Reynolds-Arditti

The Strad Issue: December 2018  
Description: Substantial new works that reward close attention  
Musicians: Irvine Arditti (violin), Paul Hembree (computer musician), Inauthentica/Mark Menzies  
Works: REYNOLDS Shifting/Drifting; imagE/violin imAge/violin; Aspiration; Kokoro  
Catalogue Number: KAIROS 0015051 (2 CDs)

This demanding but thoroughly rewarding two-disc set serves as the chronicle of a friendship, one that’s both musical and personal, between senior US composer Roger Reynolds and UK violinist Irvine Arditti, dedicatee of all four substantial works here. Taken as a collection, they also highlight contrasting sides to Arditti’s own musical personality, and differing musical roles.

In the brightly coloured Aspiration, he’s a concerto soloist, rising to the fantastical lyricism of Reynolds’s multiple cadenzas magnificently while the ensemble Inauthentica provides richly detailed sonic backdrops. In the thoughtful, Zen-inspired Kokoro, Arditti is on his own, in an assertive performance that ruminates on small gestures of musical material, reluctant to come to rest on any of them.

imagE/violin imAge/violin counts as another solo work, but here Reynolds let Arditti in on the composition itself, comparing the creative process to a tennis match – and there’s a similar sense of mutual respect, admiration and gentle competition in the way the violinist effortlessly tackles the composer’s mercurial, unconventional demands.
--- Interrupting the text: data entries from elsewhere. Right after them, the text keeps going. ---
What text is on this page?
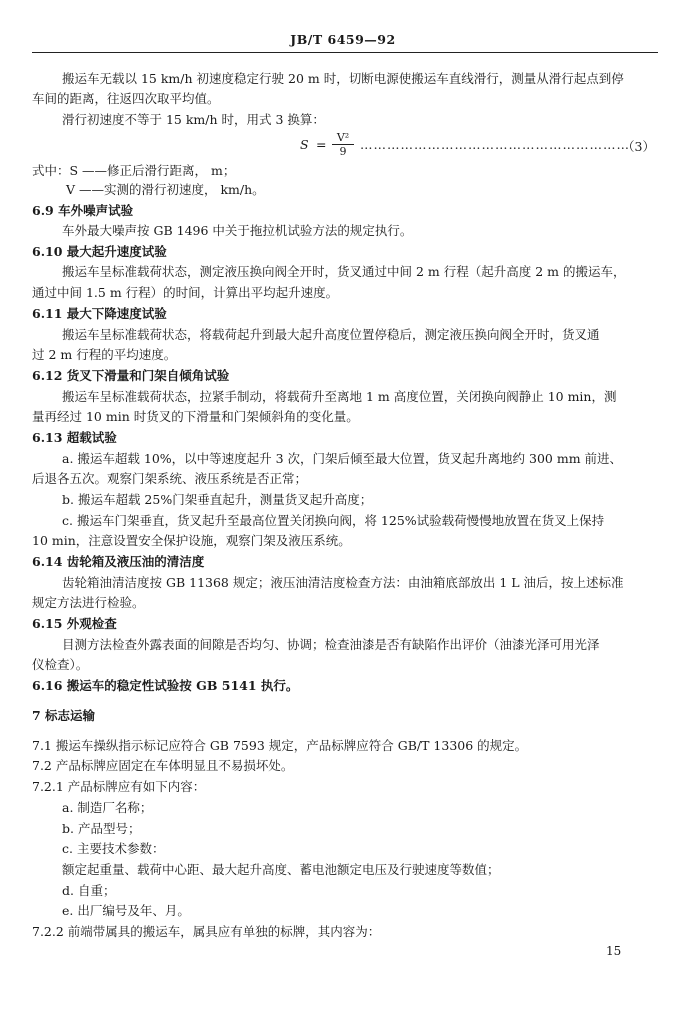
JB/T 6459—92
搬运车无载以 15 km/h 初速度稳定行驶 20 m 时，切断电源使搬运车直线滑行，测量从滑行起点到停
车间的距离，往返四次取平均值。
滑行初速度不等于 15 km/h 时，用式 3 换算：
$S = \frac{\text{V²}}{9}$ ……………………………………………………
（3）
式中：S ——修正后滑行距离， m；
V ——实测的滑行初速度， km/h。
6.9 车外噪声试验
车外最大噪声按 GB 1496 中关于拖拉机试验方法的规定执行。
6.10 最大起升速度试验
搬运车呈标准载荷状态，测定液压换向阀全开时，货叉通过中间 2 m 行程（起升高度 2 m 的搬运车，
通过中间 1.5 m 行程）的时间，计算出平均起升速度。
6.11 最大下降速度试验
搬运车呈标准载荷状态，将载荷起升到最大起升高度位置停稳后，测定液压换向阀全开时，货叉通
过 2 m 行程的平均速度。
6.12 货叉下滑量和门架自倾角试验
搬运车呈标准载荷状态，拉紧手制动，将载荷升至离地 1 m 高度位置，关闭换向阀静止 10 min，测
量再经过 10 min 时货叉的下滑量和门架倾斜角的变化量。
6.13 超载试验
a. 搬运车超载 10%，以中等速度起升 3 次，门架后倾至最大位置，货叉起升离地约 300 mm 前进、
后退各五次。观察门架系统、液压系统是否正常；
b. 搬运车超载 25%门架垂直起升，测量货叉起升高度；
c. 搬运车门架垂直，货叉起升至最高位置关闭换向阀，将 125%试验载荷慢慢地放置在货叉上保持
10 min，注意设置安全保护设施，观察门架及液压系统。
6.14 齿轮箱及液压油的清洁度
齿轮箱油清洁度按 GB 11368 规定；液压油清洁度检查方法：由油箱底部放出 1 L 油后，按上述标准
规定方法进行检验。
6.15 外观检查
目测方法检查外露表面的间隙是否均匀、协调；检查油漆是否有缺陷作出评价（油漆光泽可用光泽
仪检查）。
6.16 搬运车的稳定性试验按 GB 5141 执行。
7 标志运输
7.1 搬运车操纵指示标记应符合 GB 7593 规定，产品标牌应符合 GB/T 13306 的规定。
7.2 产品标牌应固定在车体明显且不易损坏处。
7.2.1 产品标牌应有如下内容：
a. 制造厂名称；
b. 产品型号；
c. 主要技术参数：
额定起重量、载荷中心距、最大起升高度、蓄电池额定电压及行驶速度等数值；
d. 自重；
e. 出厂编号及年、月。
7.2.2 前端带属具的搬运车，属具应有单独的标牌，其内容为：
15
Best of the bunch, however, is Shifting/Drifting, a duet for Arditti and Paul Hembree on live computer processing, who manipulates the player’s sounds while also mixing in original material. At times, Arditti plays against an orchestra of himself; at others, he weaves around a ghostly sonic doppelgänger. This is music that demands close attention, but repays it with startlingly abundant invention, delivered with cool authority and captured in close, generous sound.